Winning best ‘World’s Best’ & ‘Europe’s Best’ Lambic/Gueuze in 2011, I was interested to see how this beer would rank among the ones I’ve sampled. To be honest, after sampling one style all the different breweries variations start to taste the same. It has really stretched my palate trying to pick our subtle differences. The hardest part is working on my vocabulary and clearly defining what I’m tasting.
I poured a little more weak than most gueuze. That might be been due to some extended refrigeration, but for the most part the head did quickly rise. With a more aggressive pour I was able to produce a rocky off-white head that stuck around for a few minutes. The beer itself was much more clear and there was very little sediment at the bottom leading me to believe it was moderately filtered (I could be wrong). Overall, pretty standard looking.
The nose displayed a much more funky spicy quality than others. It had the classic barnyard/hay smell along with a sour tingle, but it was more than just that. It was tangy and spicy like a grapefruit and pepper. It stung the nose a little and had more of a punch/kick/pop than most gueuze.
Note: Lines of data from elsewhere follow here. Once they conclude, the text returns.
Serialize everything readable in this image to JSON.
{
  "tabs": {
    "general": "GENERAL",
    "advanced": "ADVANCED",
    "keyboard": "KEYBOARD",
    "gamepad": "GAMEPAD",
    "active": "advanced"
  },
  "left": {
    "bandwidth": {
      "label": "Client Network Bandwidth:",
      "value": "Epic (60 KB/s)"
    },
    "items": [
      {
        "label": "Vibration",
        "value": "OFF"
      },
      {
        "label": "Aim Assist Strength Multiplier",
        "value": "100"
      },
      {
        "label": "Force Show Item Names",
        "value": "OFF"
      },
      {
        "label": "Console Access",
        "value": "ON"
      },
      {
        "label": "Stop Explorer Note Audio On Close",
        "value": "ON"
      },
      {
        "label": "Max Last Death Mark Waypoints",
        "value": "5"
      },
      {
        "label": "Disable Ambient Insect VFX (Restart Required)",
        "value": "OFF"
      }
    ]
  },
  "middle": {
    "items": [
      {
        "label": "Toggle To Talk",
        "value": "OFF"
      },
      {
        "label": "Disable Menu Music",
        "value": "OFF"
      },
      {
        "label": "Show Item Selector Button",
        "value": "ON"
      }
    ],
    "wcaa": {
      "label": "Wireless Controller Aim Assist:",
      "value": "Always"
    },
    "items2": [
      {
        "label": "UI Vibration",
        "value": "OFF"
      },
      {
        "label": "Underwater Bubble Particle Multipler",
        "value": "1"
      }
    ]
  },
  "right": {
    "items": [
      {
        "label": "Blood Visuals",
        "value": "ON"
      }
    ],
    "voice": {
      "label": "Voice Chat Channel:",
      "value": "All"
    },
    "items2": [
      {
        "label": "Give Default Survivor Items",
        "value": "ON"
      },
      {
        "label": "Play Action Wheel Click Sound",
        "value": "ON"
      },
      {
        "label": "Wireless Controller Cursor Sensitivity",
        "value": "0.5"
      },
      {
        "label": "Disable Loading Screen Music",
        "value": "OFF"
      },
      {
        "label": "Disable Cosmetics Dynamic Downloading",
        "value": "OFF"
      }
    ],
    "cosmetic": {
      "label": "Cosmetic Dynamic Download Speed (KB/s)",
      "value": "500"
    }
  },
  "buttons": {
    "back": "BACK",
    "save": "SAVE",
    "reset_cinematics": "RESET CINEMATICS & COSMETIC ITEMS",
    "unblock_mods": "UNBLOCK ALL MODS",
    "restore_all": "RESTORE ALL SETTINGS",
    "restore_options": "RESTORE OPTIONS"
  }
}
Progressing to the taste, I found it to be very simple in the mouthfeel. Clean, crisp and lighter than unfiltered variation, it allowed me to focus on the lemon, citrus characters as well as what seemed like a stronger hop quality. Not so much herbal, but spicy. The front of the palate received that tangy/spicy smack which quickly moved to a sour citrus character mid-sip. The finish was super dry and zesty. This is the spiciest gueuze I’ve had to date. The flavors really stand out. I’d say, Oud Beersel makes a geuze that is good for exploring those higher/complex flavors found in the style rather than just being a refreshingly sour beer. If anything, it is at least the most hoppy that I’ve tried.